Recently, efforts have been made to hasten the separation and capture of DNA amplicons. Researchers have developed micro-electrode arrays that speed up the capture process by using free-field electrophoresis to concentrate and purify target DNA on the individual probes of the array. These arrays create a charged electrical field that isolates the charged DNA amplicons at one or more probes on the array. This type of microelectronic array, known as an “addressable programmable electronic matrix” (“APEX”), can reduce the time to perform the capture process from hours to minutes. A number of patents describe silicon based chips having APEX arrays. For example, U.S. Pat. Nos. 5,653,939 and 5,632,957 teach the manufacture of rigid silicon APEX arrays using a lithographic process. Although these silicon APEX arrays permit enhanced capture rates, they are relatively expensive to produce. Also, they cannot be easily reused without being cleaned and repatterned with DNA probes in a manufacturing environment. Even though they are relatively expensive, the silicon APEX arrays are typically used once and then discarded.

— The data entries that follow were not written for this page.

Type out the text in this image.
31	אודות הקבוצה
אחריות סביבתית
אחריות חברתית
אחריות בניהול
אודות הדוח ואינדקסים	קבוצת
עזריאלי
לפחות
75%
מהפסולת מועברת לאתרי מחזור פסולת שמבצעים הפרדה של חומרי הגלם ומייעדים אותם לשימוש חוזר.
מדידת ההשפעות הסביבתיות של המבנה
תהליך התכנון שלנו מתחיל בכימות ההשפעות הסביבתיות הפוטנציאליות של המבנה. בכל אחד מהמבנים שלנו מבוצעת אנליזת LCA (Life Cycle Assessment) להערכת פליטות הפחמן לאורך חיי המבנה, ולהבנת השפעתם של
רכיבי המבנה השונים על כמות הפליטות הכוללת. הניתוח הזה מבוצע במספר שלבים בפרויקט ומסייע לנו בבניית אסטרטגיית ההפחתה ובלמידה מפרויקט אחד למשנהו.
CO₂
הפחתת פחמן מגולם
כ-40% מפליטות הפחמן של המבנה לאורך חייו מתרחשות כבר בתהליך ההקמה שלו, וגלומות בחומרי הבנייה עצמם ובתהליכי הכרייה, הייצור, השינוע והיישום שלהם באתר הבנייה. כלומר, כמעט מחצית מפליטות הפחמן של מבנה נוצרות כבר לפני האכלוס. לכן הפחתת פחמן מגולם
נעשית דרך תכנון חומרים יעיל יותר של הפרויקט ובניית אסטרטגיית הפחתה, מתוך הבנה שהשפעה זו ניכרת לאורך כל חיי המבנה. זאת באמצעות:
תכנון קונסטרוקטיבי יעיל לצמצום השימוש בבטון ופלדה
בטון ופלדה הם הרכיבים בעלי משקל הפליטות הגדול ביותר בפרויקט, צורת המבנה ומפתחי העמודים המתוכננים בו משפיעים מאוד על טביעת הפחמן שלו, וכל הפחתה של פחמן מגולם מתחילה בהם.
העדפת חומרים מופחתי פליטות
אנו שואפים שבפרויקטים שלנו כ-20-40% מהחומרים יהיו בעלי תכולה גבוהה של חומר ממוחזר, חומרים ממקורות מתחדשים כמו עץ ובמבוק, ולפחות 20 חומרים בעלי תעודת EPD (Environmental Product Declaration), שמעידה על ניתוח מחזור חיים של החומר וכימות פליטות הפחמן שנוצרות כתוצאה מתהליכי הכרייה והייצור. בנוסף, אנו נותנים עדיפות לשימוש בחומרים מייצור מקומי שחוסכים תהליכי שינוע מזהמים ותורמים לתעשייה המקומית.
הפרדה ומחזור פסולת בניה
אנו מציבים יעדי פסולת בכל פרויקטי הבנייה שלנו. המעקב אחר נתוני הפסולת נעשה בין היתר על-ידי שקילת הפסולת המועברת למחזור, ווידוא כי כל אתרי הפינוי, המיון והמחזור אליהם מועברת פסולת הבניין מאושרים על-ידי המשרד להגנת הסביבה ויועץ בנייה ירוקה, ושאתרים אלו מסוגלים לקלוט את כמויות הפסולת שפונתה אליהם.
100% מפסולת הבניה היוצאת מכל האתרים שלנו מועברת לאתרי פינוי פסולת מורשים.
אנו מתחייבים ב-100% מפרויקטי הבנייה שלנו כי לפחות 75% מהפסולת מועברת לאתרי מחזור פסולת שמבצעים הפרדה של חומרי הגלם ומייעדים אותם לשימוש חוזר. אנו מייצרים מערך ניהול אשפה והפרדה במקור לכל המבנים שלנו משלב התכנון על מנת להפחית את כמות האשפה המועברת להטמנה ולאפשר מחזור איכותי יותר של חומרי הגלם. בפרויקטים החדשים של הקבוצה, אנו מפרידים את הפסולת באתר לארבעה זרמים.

Thus, existing APEX arrays have improved the speed of performing DNA identification tests, but have failed to address the need for cost-effective, mass manufacturable APEX assay systems. In view of the significant expense associated with existing APEX chip systems, a need exists for an APEX chip that provides the increased speed of a programmable microelectronic matrix, but can be done for less expense than existing silicon-based chips.